RIFONDAZIONE PARTITO COMUNISTA

  • 7 November 2019 17:59:00: Centesimo Anniversario della Rivoluzione D'Ottobre - Rifonda anche tu!
    di Maurizio Acerbo
    Intervento del segretario nazionale di Rifondazione Comunista – Sinistra Europea al meeting internazionale per il centenario della Rivoluzione d’Ottobre tenutosi a San Pietroburgo il 2-3 novembre 2017.
    Cari compagni del Partito Comunista della Federazione Russa vi ringrazio a nome delle compagne e dei compagni del Partito della Rifondazione Comunista per l’invito, l’ospitalità e la perfetta organizzazione con cui ci avete accolto nella città che un tempo portava il nome di Lenin.
    Con grande emozione intervengo in una sala e in un edificio (il Palazzo di Tauride) che furono teatro di avvenimenti fondamentali nel corso della rivoluzione russa e in cui in storici momenti prese la parola Lenin.
    Siamo qui riuniti per celebrare il centesimo anniversario di una rivoluzione che secondo il grande storico Eric Hobsbawm ha avuto un impatto più profondo e vasto della stessa rivoluzione francese durante un secolo che è stato “il più rivoluzionario della storia”. Dovremmo accostarci a questa lunga vicenda storica con lo stesso spirito con cui Marx e Engels studiarono per tutta la vita proprio la rivoluzione francese, con la stessa profondità con cui Antonio Gramsci rinchiuso nelle carceri fasciste rifletteva sulla sconfitta della rivoluzione d’Occidente dopo aver profetizzato nel 1926 in una lettera al comitato centrale del partito comunista russo le conseguenze drammatiche della spaccatura del suo gruppo dirigente. Come ci hanno insegnato Marx e lo stesso Lenin non dobbiamo nasconderci problemi, difficoltà, errori, contraddizioni. Dobbiamo imparare dalle vittorie e dalle sconfitte.
    Comprendere i processi storici è fondamentale per rinnovare la teoria e la pratica.
    Come in altre epoche di restaurazione l’ideologia e la propaganda dominanti – che sono quelle delle classi dominanti come insegnava Marx – demonizzano la rivoluzione come il male assoluto. Non solo cercano di occultare le grandi conquiste dei movimenti socialisti e comunisti, ma a leggere le loro ricostruzioni sembra che la violenza sia stata introdotta nella storia dai rivoluzionari in un mondo in cui regnavano pace, giustizia e armonia.

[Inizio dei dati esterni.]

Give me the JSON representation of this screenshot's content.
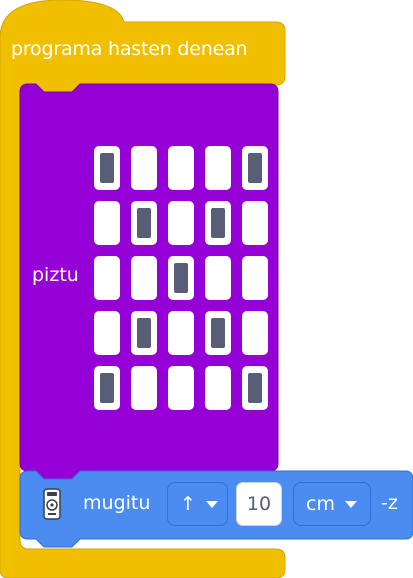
{
  "hat_block": {
    "label": "programa hasten denean",
    "color": "#f0c000"
  },
  "matrix_block": {
    "label": "piztu",
    "color": "#9400d6",
    "led_pattern": [
      [
        1,
        0,
        0,
        0,
        1
      ],
      [
        0,
        1,
        0,
        1,
        0
      ],
      [
        0,
        0,
        1,
        0,
        0
      ],
      [
        0,
        1,
        0,
        1,
        0
      ],
      [
        1,
        0,
        0,
        0,
        1
      ]
    ]
  },
  "move_block": {
    "icon": "remote-icon",
    "label": "mugitu",
    "direction": "↑",
    "distance": "10",
    "unit": "cm",
    "suffix": "-z",
    "color": "#4a8cf0"
  }
}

    Presentano gli ideali socialisti e comunisti in quanto tali come portatori di guerra e repressione. Noi sappiamo che non è questa la verità storica, che la rivoluzione russa fu un prodotto della guerra mondiale scatenata dalle potenze imperialiste e di ingiustizie secolari divenute inaccettabili. I bolscevichi dovettero lottare contro nemici feroci appoggiati dalle potenze capitalistiche. Il contesto storico segnò i caratteri della rivoluzione ed è troppo facile esprimere giudizi a posteriori. Se i bolscevichi si affermarono rispetto ai loro concorrenti degli altri partiti socialisti fu perché riuscirono a interpretare e a dare voce ai bisogni e alle aspirazioni di enormi masse di soldati, operai, contadini. I bolscevichi seppero imparare dall’esperienza pratica delle masse, individuando le parole d’ordine e il programma capace di mobilitarle e indirizzarle. Se in Ottobre non avessero rovesciato il governo provvisorio non sta scritto da nessuna parte che la rivoluzione avrebbe avuto uno sviluppo pacifico e democratico. Assai più verosimile che qualche generale zarista reazionario l’avrebbe schiacciata.
    Il crollo dei regimi socialisti dell’Europa orientale e la disintegrazione dell’URSS non cancellano il valore storico della Rivoluzione del 1917 ne’ giustificano l’annuncio della fine o della morte del comunismo che tra il 1989 e il 1991 è diventato il ritornello ripetuto dalle classi dominanti e dai loro mass media.
    Da comunisti democratici e libertari non possiamo che rendere omaggio alle donne e agli uomini che furono protagonisti di un evento e di un processo rivoluzionario che fecero tremare le classi dominanti e ispirarono la lotta di liberazione di milioni di oppressi in tutto il mondo.
    La spinta della Rivoluzione d’Ottobre e la sfida rappresentata dall’esistenza dell’URSS costrinsero le classi dominanti capitalistiche progressivamente ad accettare il suffragio universale, lo sviluppo della democrazia, dello stato sociale e il riconoscimento dei diritti delle lavoratrici e dei lavoratori.
    Il riferimento all’Ottobre fu fondamentale per l’antifascismo e la Resistenza antinazista che portarono dopo il 1945 all’approvazione di costituzioni democratiche assai avanzate come in Italia.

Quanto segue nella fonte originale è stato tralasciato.